SEND IN THE CLONES..
Bruce I. Knight, the USDA's undersecretary for marketing and regulatory programs, requested an ongoing "voluntary moratorium" to buy time for "an acceptance process" that Knight said consumers in the United States and abroad will need, "given the emotional nature of this issue."Should we really have an acceptance process for our food!? Should a different brand be an "emotional" change of nature? When dealing with clones yes. I guess there's no other way of describing it. Gone are the days of the small town butcher slaughtering animals and grinding leftovers from one animal into hamburgers.. Here are the days of mass produced slaughterhouses in which cows, chickens, and pigs are fattened up, shackled away for their short life, and cut up in blood vats. Here are the days of one hamburger containing the meat of more than a hundred, maybe a thousand animals.. And the only way we can go from here is further down the road to hell. Cloned meats. Cloned cows. Cloned chickens. We'll never run out. Every bite of your cloned T-Bone steak .. Mmmmmmmm..
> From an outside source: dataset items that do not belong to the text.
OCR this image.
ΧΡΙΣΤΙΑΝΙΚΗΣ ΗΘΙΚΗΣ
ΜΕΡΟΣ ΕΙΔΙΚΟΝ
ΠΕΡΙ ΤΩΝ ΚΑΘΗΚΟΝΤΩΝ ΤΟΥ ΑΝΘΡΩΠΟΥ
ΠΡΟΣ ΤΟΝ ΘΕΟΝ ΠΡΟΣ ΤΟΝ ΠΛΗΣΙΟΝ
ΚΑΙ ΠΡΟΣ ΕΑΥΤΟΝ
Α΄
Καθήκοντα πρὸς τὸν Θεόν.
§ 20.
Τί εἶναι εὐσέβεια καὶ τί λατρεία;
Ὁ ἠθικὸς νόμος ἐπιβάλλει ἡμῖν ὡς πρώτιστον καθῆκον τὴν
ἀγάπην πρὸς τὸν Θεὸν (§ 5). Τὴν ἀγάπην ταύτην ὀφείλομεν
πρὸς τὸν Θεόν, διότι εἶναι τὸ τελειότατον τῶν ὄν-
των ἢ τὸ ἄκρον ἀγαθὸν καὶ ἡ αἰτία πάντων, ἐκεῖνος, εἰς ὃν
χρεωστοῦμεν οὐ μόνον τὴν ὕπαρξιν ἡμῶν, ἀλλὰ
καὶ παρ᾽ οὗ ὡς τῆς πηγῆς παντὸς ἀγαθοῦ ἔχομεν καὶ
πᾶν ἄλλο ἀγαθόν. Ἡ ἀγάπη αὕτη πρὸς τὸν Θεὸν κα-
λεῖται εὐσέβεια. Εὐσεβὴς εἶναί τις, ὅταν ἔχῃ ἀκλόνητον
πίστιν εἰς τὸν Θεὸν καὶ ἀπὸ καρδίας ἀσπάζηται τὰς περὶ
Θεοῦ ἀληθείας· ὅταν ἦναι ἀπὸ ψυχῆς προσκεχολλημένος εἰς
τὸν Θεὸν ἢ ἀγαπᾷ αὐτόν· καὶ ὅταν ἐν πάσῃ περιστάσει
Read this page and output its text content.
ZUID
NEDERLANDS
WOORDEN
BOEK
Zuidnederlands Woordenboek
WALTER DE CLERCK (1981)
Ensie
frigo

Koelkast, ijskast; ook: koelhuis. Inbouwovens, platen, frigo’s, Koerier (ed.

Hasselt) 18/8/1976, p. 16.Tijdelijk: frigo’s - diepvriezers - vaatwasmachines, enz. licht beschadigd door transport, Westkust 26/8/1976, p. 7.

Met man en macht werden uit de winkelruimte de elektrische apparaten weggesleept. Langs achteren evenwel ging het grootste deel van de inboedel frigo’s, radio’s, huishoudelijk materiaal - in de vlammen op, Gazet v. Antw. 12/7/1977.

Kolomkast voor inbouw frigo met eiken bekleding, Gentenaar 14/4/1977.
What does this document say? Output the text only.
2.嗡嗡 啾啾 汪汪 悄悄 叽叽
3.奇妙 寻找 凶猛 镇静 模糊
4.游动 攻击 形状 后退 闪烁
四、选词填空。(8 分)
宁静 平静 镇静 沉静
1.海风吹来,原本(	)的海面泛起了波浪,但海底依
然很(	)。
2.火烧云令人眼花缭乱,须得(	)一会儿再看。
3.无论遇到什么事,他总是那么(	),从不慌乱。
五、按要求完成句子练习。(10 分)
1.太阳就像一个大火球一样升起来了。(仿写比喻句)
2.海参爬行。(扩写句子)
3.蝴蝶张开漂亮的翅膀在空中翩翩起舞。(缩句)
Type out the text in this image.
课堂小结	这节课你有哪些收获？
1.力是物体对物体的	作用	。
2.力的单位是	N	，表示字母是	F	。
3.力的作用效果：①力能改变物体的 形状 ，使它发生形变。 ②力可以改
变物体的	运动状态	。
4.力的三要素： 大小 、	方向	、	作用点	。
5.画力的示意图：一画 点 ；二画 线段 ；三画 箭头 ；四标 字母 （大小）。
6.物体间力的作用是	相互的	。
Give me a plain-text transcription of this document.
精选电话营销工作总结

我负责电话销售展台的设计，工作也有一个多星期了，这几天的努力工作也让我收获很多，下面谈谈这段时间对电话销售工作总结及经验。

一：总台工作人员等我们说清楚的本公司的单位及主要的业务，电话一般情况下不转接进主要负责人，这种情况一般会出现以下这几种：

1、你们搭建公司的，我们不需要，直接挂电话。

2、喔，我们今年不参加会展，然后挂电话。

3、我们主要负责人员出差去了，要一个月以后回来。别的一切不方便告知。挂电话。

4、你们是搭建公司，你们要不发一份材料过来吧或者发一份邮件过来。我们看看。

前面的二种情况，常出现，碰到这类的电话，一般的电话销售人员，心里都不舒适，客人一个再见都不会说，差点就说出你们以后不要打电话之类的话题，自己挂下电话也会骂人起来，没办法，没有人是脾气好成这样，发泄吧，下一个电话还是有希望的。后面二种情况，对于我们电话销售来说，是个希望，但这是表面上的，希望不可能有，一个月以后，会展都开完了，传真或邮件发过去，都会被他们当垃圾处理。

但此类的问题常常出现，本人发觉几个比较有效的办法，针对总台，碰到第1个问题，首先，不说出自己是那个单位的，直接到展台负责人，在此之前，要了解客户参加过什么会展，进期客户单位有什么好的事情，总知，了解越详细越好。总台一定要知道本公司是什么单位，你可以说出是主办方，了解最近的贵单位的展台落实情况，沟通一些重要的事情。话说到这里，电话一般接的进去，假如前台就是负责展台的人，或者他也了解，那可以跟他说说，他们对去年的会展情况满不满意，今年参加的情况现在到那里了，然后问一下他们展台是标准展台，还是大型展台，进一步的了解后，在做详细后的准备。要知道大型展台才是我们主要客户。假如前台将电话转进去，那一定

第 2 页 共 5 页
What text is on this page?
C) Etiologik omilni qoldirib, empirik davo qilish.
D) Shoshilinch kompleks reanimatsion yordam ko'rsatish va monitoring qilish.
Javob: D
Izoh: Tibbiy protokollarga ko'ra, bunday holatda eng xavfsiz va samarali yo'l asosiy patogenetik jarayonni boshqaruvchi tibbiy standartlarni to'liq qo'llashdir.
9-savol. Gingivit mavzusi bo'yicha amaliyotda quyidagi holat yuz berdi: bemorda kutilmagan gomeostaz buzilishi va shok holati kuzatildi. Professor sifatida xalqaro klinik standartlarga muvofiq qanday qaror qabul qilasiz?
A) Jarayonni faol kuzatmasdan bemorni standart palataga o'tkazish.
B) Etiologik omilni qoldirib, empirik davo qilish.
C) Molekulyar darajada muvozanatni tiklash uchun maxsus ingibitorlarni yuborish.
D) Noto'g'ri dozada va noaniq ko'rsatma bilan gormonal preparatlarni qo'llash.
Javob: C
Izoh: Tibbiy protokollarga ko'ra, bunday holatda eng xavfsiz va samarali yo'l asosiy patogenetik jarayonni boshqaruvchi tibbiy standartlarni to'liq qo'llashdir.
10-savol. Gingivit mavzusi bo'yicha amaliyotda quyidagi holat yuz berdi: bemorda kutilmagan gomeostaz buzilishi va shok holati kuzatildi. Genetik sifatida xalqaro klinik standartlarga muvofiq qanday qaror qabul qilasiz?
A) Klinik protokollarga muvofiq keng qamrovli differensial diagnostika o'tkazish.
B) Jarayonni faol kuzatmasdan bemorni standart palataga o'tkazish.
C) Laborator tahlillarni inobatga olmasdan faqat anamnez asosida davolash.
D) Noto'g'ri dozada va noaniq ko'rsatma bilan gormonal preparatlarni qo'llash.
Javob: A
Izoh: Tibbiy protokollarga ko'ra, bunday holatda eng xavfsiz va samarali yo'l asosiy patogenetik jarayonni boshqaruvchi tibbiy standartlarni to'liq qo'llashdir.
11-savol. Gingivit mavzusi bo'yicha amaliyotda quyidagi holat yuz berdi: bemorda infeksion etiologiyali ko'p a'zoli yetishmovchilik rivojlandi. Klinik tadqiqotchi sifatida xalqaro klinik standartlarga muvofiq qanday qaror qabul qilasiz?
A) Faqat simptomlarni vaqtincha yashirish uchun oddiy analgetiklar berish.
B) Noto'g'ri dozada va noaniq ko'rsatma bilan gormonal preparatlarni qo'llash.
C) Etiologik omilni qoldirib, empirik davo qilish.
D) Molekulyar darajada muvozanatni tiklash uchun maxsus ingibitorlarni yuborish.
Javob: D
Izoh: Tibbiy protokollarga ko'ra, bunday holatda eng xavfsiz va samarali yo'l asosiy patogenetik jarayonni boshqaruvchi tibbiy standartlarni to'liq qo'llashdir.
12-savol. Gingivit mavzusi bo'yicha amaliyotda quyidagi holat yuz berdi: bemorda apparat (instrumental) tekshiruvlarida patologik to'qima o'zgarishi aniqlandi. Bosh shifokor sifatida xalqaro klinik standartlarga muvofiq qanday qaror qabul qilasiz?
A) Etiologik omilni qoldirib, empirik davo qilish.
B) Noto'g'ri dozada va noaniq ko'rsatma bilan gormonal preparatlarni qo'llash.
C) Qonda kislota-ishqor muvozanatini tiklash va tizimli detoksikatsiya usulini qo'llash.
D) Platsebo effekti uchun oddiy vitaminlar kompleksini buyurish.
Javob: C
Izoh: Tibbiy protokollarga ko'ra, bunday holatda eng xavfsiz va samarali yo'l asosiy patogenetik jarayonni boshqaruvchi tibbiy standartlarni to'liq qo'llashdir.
More from the POST: Executives from the nation's major cattle cloning companies conceded yesterday that they have not been able to keep track of how many offspring of clones have entered the food supply, despite a years-old request by the FDA to keep them off the market pending completion of the agency's safety report.Great! We're not even sure. Fries with that? Shouldn't food be food? Shouldn't we be able to treat our animals at least with a little respect.. I know we're carnivorous by nature. And I enjoy a good steak, grilled to perfection, or chicken Marsala, or even pork ribs.. But really..how they get to my plate isn't right. The free roaming farms of yesteryear are just thought: Gone and quickly becoming forgotten. The interesting thing about the USDA's wording that we need to slowly put the clones into the market is that they seem to realize something important about marketing and people: Incremental steps to hell seem to be much better than the giant leap for mankind.